Heinemann: Gleich zwei Tagungen beschäftigen sich heute in Berlin mit Sicherheit. An der 5. Berliner Sicherheitskonferenz nimmt unter anderem Javier Solana teil, der EU-Beauftragte für die Außen- und Sicherheitspolitik, und die französische Verteidigungsministerin Michele Alliot-Marie. Gleichzeitig veranstaltet die Zeitung "Welt am Sonntag" das 17. Bundeswehrforum, zu dem wiederum unter anderem der deutsche Ressortchef Franz-Josef Jung eingeladen ist. Der Gesprächsbedarf ist groß, größer aber noch der Handlungsbedarf. Wie man Terrorismus verhindert und Terroristen bekämpft, darüber herrscht auch fünf Jahre nach dem 11. September keine rechte Klarheit. Am Telefon ist General a. D. Klaus Naumann, der ehemalige Vorsitzende des NATO-Militärausschusses und vormalige Generalinspekteur der Bundeswehr. Guten Morgen!

Naumann: Guten Morgen Herr Heinemann!

Heinemann: General Naumann, in Berlin geht es heute auch um europäische Sicherheit und Verteidigung. Nur so wenig Europa war ja nie. Die Skandinavier halten nicht viel davon, die Osteuropäer suchen ihr Heil in der NATO und die Briten flirten trotz der Saint-Malo-Initiative von '98 lieber mit den USA. Gibt es überhaupt eine europäische Sicherheitspolitik gegenwärtig, die diesen Namen verdient?
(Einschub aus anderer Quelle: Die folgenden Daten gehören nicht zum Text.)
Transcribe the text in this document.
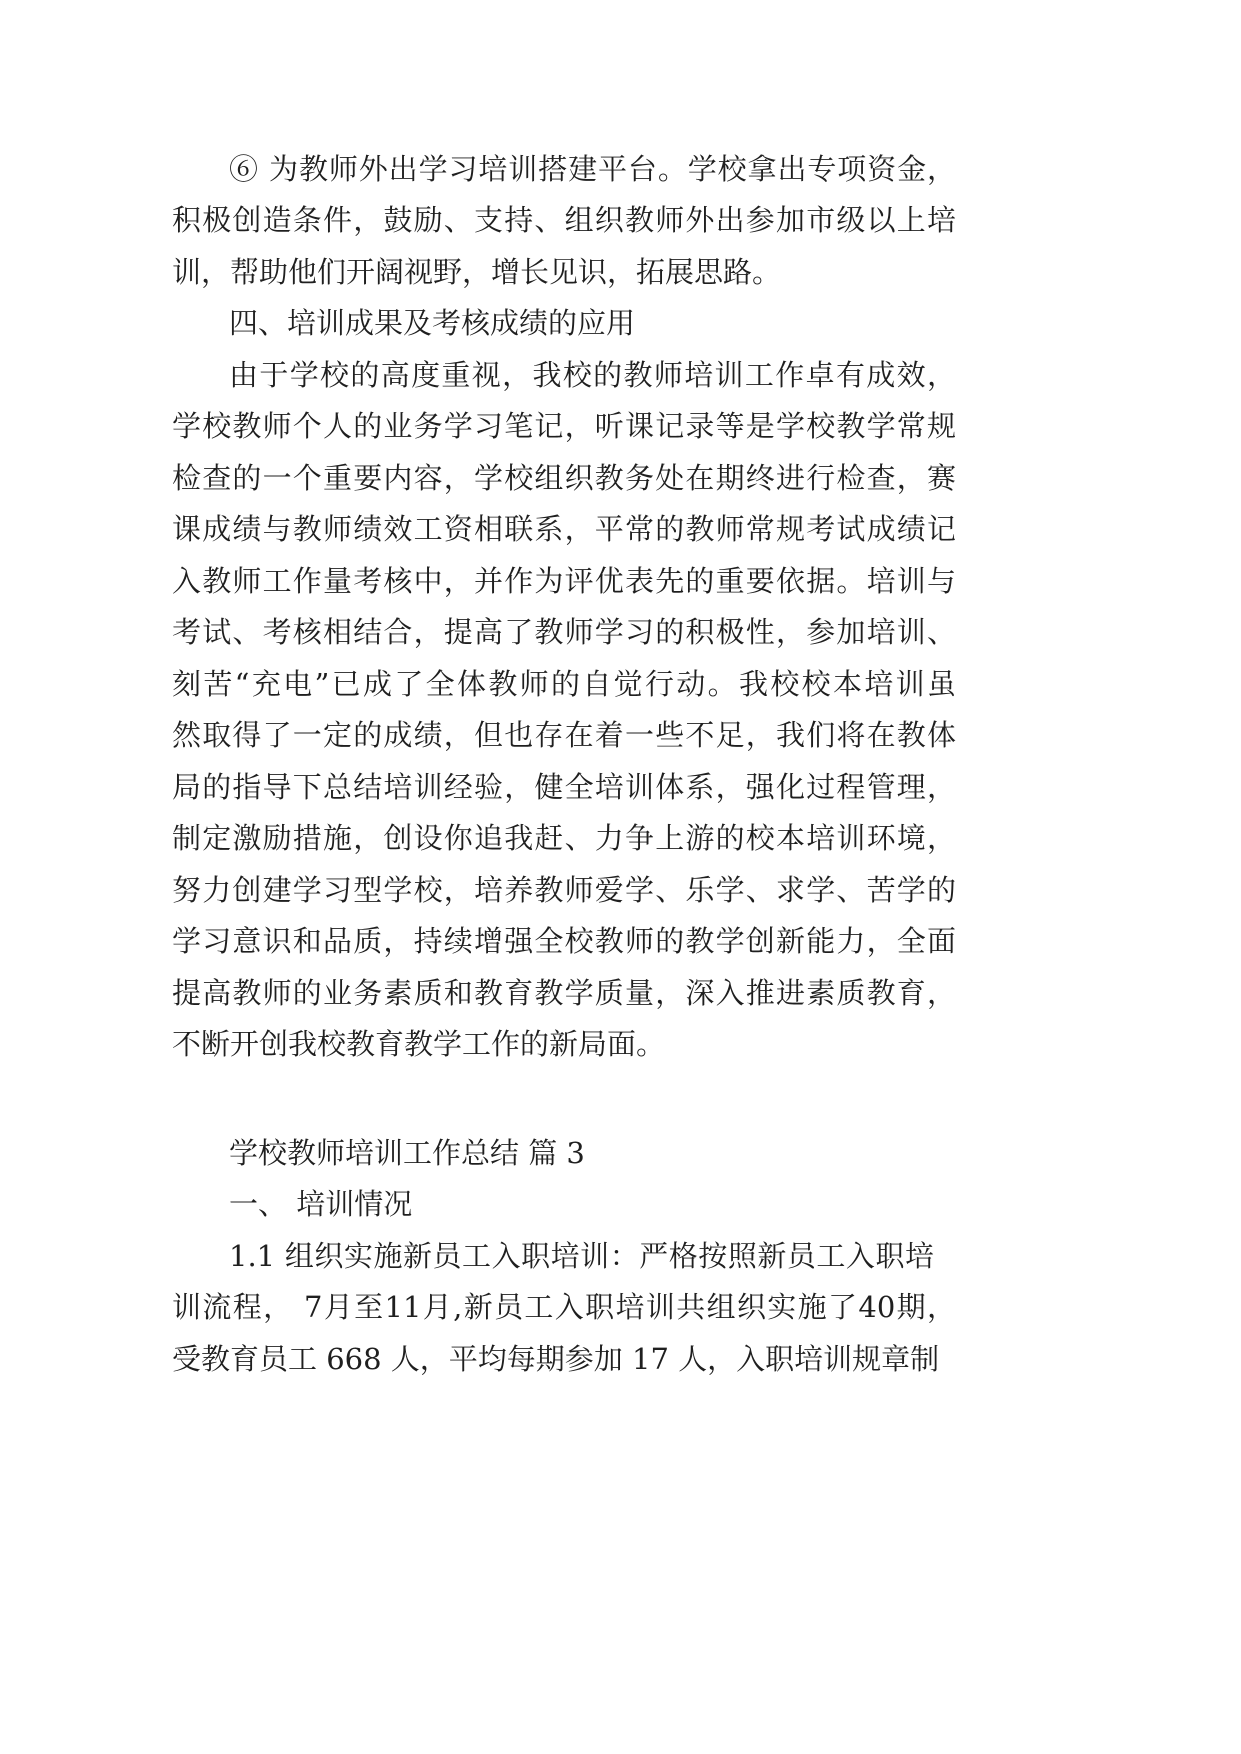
⑥ 为教师外出学习培训搭建平台。学校拿出专项资金，
积极创造条件，鼓励、支持、组织教师外出参加市级以上培
训，帮助他们开阔视野，增长见识，拓展思路。
四、培训成果及考核成绩的应用
由于学校的高度重视，我校的教师培训工作卓有成效，
学校教师个人的业务学习笔记，听课记录等是学校教学常规
检查的一个重要内容，学校组织教务处在期终进行检查，赛
课成绩与教师绩效工资相联系，平常的教师常规考试成绩记
入教师工作量考核中，并作为评优表先的重要依据。培训与
考试、考核相结合，提高了教师学习的积极性，参加培训、
刻苦“充电”已成了全体教师的自觉行动。我校校本培训虽
然取得了一定的成绩，但也存在着一些不足，我们将在教体
局的指导下总结培训经验，健全培训体系，强化过程管理，
制定激励措施，创设你追我赶、力争上游的校本培训环境，
努力创建学习型学校，培养教师爱学、乐学、求学、苦学的
学习意识和品质，持续增强全校教师的教学创新能力，全面
提高教师的业务素质和教育教学质量，深入推进素质教育，
不断开创我校教育教学工作的新局面。
学校教师培训工作总结 篇 3
一、 培训情况
1.1 组织实施新员工入职培训：严格按照新员工入职培
训流程， 7月至11月,新员工入职培训共组织实施了40期，
受教育员工 668 人，平均每期参加 17 人，入职培训规章制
Naumann: Meine Antwort darauf, Herr Heinemann, ist ein klares Nein. Europa ist leider uneinig in vielen Fragen, in der Sicherheits- und Verteidigungspolitik auf jeden Fall.

Heinemann: Warum bedarf es denn neben der transatlantischen, also neben der NATO, einer eigenen europäischen Verteidigung überhaupt?

Naumann: Wenn man in der NATO wirklich die Führungsmacht USA bewegen will, dann muss Europa mit einer Stimme sprechen. Das fehlt eben leider und deswegen wird das alte römische Prinzip auch von den USA angewandt, teile und herrsche. Man treibt manchmal bewusst Keile zwischen die Europäer und nutzt dann die Schwäche aus und kann sich auf diese Weise durchsetzen. Europa muss endlich lernen, mit einer Stimme zu sprechen und vor allem so zu handeln.